Résumé de la décision
La Cour d'appel de Bordeaux a rendu un arrêt le 17 novembre 2022 concernant un appel formé par la MACIF Centre Ouest Atlantique contre un jugement du Juge des contentieux de la protection de Bordeaux. Ce jugement, daté du 17 mai 2022, avait constaté que la situation de surendettement de Mme [L] [B] n'avait pas évolué, et avait confirmé un rétablissement personnel sans liquidation judiciaire. La MACIF, en tant qu'appelante, n'a pas comparu à l'audience, et l'appel a été jugé non soutenu, entraînant la confirmation du jugement initial et la condamnation de la MACIF aux dépens d'appel.
Arguments pertinents
1. Absence de comparution : La Cour a noté que la MACIF n'a pas soutenu son appel lors de l'audience, ce qui a conduit à la décision de considérer l'appel comme non soutenu.
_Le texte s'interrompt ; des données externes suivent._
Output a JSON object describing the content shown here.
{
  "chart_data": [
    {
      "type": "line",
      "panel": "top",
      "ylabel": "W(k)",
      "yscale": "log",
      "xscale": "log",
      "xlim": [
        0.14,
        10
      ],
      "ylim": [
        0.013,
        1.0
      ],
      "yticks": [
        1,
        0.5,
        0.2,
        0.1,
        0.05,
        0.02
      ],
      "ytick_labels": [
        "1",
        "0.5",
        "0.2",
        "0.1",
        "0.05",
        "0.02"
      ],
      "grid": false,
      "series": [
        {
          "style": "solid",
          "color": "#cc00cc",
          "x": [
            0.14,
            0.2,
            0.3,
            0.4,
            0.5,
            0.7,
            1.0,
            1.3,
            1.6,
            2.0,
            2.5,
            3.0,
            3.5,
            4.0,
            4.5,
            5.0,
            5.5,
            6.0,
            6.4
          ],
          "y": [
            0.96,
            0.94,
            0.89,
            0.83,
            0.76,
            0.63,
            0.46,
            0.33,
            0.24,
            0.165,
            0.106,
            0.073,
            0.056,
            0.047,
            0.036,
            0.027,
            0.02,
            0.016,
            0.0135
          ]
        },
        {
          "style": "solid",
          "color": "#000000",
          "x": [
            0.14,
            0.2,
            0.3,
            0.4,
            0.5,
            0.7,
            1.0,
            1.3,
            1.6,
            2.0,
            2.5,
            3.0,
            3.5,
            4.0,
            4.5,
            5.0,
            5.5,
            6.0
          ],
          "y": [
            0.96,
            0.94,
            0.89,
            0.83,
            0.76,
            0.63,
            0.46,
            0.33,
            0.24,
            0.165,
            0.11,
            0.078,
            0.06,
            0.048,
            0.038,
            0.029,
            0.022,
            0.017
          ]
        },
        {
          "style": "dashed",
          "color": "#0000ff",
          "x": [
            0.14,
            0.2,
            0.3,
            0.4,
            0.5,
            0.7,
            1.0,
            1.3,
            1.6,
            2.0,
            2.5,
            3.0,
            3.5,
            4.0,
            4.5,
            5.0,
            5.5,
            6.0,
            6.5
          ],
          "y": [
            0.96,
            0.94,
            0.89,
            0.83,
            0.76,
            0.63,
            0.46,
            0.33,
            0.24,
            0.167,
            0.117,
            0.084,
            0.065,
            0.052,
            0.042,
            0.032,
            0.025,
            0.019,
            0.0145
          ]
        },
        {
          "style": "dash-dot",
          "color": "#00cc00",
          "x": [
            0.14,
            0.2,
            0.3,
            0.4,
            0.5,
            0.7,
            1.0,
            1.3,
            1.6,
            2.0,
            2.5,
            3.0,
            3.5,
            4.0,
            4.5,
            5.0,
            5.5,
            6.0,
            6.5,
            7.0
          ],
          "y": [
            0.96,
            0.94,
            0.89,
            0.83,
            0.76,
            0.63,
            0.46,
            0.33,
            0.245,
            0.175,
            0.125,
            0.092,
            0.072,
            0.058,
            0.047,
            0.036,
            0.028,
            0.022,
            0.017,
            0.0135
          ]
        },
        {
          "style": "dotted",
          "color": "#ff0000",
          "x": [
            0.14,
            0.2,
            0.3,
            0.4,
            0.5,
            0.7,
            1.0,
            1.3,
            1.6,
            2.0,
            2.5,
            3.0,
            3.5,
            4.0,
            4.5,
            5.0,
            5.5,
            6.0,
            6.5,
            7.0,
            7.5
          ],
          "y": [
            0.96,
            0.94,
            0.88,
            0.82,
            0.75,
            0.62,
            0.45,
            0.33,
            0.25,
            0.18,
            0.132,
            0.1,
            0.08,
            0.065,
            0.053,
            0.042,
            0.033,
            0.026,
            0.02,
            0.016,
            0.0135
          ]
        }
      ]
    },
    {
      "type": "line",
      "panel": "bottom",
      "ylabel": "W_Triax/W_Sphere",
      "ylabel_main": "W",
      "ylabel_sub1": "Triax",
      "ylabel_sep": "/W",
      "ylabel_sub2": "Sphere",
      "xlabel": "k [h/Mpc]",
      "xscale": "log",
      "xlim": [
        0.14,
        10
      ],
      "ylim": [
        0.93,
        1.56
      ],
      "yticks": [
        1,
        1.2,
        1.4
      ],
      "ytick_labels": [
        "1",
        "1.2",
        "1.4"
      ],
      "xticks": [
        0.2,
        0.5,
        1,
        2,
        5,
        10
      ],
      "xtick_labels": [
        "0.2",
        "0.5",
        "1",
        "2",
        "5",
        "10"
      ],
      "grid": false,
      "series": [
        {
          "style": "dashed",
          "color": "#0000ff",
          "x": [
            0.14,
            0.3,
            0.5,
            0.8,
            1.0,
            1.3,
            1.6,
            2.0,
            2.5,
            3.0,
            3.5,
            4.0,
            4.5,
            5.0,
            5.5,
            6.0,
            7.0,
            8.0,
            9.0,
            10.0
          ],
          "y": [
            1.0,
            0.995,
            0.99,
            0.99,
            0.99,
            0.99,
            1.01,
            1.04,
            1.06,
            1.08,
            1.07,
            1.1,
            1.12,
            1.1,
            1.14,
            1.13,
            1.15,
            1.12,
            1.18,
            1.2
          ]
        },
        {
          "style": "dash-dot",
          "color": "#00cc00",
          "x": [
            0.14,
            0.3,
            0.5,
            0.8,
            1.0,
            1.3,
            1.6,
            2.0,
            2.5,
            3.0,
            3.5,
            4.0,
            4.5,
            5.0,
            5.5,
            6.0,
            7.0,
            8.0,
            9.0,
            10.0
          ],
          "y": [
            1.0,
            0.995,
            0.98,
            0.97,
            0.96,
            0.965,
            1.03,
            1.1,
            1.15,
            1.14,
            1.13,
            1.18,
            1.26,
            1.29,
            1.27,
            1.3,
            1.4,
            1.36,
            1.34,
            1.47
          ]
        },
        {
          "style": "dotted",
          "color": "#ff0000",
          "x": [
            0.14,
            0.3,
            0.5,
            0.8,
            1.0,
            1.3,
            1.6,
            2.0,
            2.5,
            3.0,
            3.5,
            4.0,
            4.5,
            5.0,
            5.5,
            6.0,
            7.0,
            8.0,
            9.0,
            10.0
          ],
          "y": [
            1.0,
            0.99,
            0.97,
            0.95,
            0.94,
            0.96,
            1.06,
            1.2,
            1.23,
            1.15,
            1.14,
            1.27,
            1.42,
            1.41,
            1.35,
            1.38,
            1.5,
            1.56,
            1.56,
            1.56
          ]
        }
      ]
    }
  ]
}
L'article 468 du Code de procédure civile stipule que si le demandeur ne se présente pas sans motif légitime, le défendeur peut demander un jugement sur le fond, ce qui a été appliqué dans cette affaire.
2. Délai d'appel : La Cour a rappelé que selon l'article R 713-7 du Code de la consommation, le délai d'appel est de quinze jours, et que la procédure est orale, ce qui implique que les parties doivent se présenter pour formuler leurs prétentions. L'absence de la MACIF à l'audience a donc eu des conséquences directes sur la recevabilité de son appel.
3. Confirmation du jugement initial : En l'absence de toute argumentation ou pièce présentée par la MACIF, la Cour a confirmé le jugement du Juge des contentieux de la protection, qui avait constaté que la situation de Mme [B] n'avait pas changé et qu'elle ne disposait d'aucune capacité de remboursement.
Interprétations et citations légales
1. Article 468 du Code de procédure civile : Cet article précise que "lorsque le demandeur ne comparait pas sans motif légitime, le défendeur peut requérir un jugement sur le fond qui sera contradictoire". Dans cette affaire, la MACIF n'ayant pas comparu, la Cour a pu statuer sur le fond sans contradiction.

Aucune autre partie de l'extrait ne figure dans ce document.